One of the devices in question was indeed still using the default login and password, but the script failed to figure out what the device was due to looking for a very specific bit of text in the source of the login screen. Nonetheless, I had a device on my network that very neatly fit the pattern for being abused by an IoT botnet, and this bore further investigation.

Investigating

There are a number of routes that we can take to investigate a specific device and see what it is up to. In the absence of historical log data, we can scan it externally, try to get onto the device itself and see what we can see, and we can look at the traffic inbound to and outbound from the device.

Nmap

One of the easiest and most informative tools that we can use to look at our device is Nmap. We can do a quick nmap -A against the device, which will give us OS detection, version detection, script scanning, and traceroute, resulting in:

graphic-IoT-image4.png

So here we can see the expected web server, running lighthttpd on ports 80 and 443, rtsp running on port 554, presumably to support streaming video from the device, and Dropbear running an ssh server. One thing to notice here is the lack of a Telnet server immediately visible on port 23. It could be on another port, but this does put us out of the immediately dangerous spot as far as Mirai and other variants go.

Internally

If we can get on the system itself (where system = tiny golfball-sized IP camera running linux), we should be able to interrogate it and find out exactly what it is that is using up so much bandwidth.

SSH

Since we saw an SSH server running from the nmap scan, we can try to connect to that. Using the still default vendor credentials of ubnt for a username and password we can ssh ubnt@10.0.0.197 and voilà:

graphic-IoT-image5.png

So here we have a standard BusyBox linux, common to many embedded systems. This gives us a somewhat limited but common set of tools that we can use to check things out a bit further.

Netstat

First and foremost, we can make use of netsat. Running netstat -anputw will give us a solid idea of who we are presently talking to. These options will list all UDP (u), TCP (t) and RAW (w)  connections on all sockets (a) with numeric hosts (n) and includes the associated program (p):

graphic-IoT-image6.png

Nothing much of interest here. We can see the SSH connection from 10.0.0.117 and the various camera specific connections to the recording back end on 10.0.0.197. Nothing unusual talking or listening.

Poking About the System

While logged in, we have the opportunity to poke around the system in general. This device is a very typical stripped-down linux BusyBox. In /var/log/ there are system logs, as we might expect, which are largely full of the camera specific bits doing camera-specific things. We can also look at dmesg and learn a bit more about the specific hardware and environment:

graphic-IoT-image7.png

One interesting thing to discover here, for gee whiz purposes, is that the system appears to be running on OpenWrt, which is somewhat cool for a consumer IP camera. Overall, nothing too interesting or unusual.
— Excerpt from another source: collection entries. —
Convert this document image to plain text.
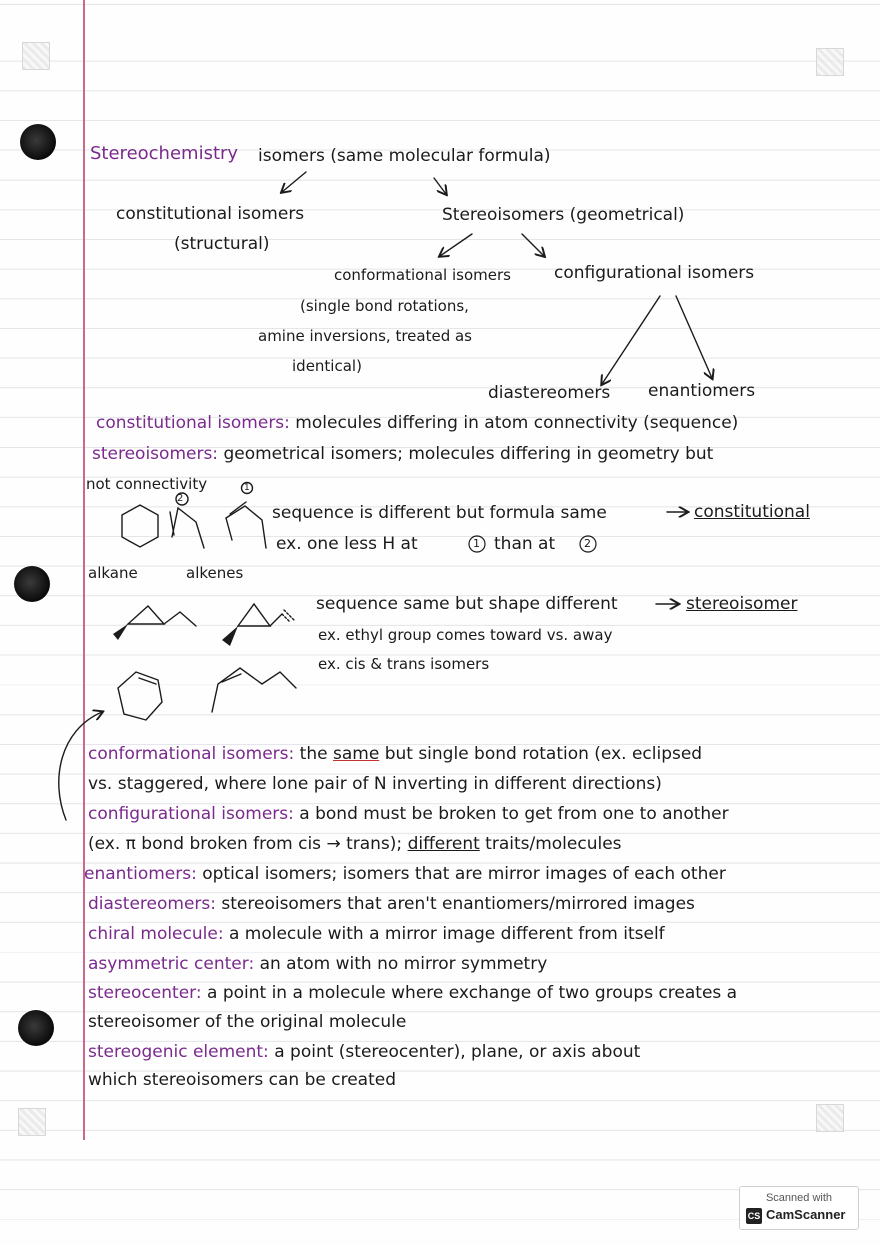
Stereochemistry isomers (same molecular formula)
constitutional isomers
(structural)
Stereoisomers (geometrical)
conformational isomers	configurational isomers
(single bond rotations,
amine inversions, treated as
identical)
diastereomers enantiomers
constitutional isomers: molecules differing in atom connectivity (sequence)
stereoisomers: geometrical isomers; molecules differing in geometry but
not connectivity
2
1
alkane	alkenes
sequence is different but formula same	constitutional
ex. one less H at	1 than at	2
sequence same but shape different	stereoisomer
ex. ethyl group comes toward vs. away
ex. cis & trans isomers
conformational isomers: the same but single bond rotation (ex. eclipsed
vs. staggered, where lone pair of N inverting in different directions)
configurational isomers: a bond must be broken to get from one to another
(ex. π bond broken from cis → trans); different traits/molecules
enantiomers: optical isomers; isomers that are mirror images of each other
diastereomers: stereoisomers that aren't enantiomers/mirrored images
chiral molecule: a molecule with a mirror image different from itself
asymmetric center: an atom with no mirror symmetry
stereocenter: a point in a molecule where exchange of two groups creates a
stereoisomer of the original molecule
stereogenic element: a point (stereocenter), plane, or axis about
which stereoisomers can be created
Scanned with
CS CamScanner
It is worth noting, for purposes of looking for signs of Mirai, that there would also not be anything here. Mirai maintains a connection through the open telnet server and does not, at this point, have a mechanism for persistence. It is also, however, worth noting, that putting such a mechanism in place would be fairly trivial and we should expect its arrival/discovery at any point.

Examining the Traffic

There are a couple bits that we can look at for purposes of examining the specific traffic externally to the device. We can look at packet captures and we can look at netflow data.

Packet Captures

In this case, I asked the pfSense box to pull a packet capture of all traffic destined to or from our questionable camera. Since the camera was attached to a wireless network and, from an infrastructure perspective, it would have been a bit of a pain to get monitoring in place an isolate traffic out for the particular device, this was by far the easiest route.

In our case, unfortunately (or fortunately, rather), nothing of interest. While this doesn’t mean that there would never be anything of interest, it does mean that the device is not spending all of its time actively attacking and/or communicating with odd devices on the internet.

graphic-IoT-image8.png


NetFlow

In order to get a better idea of what exactly the device is doing, we can also look at the NetFlow data. We can pull NetfFow from a variety of places on the network. NetFlow was originally developed by Cisco and gives us  variety of information about the source and destination traffic on the network.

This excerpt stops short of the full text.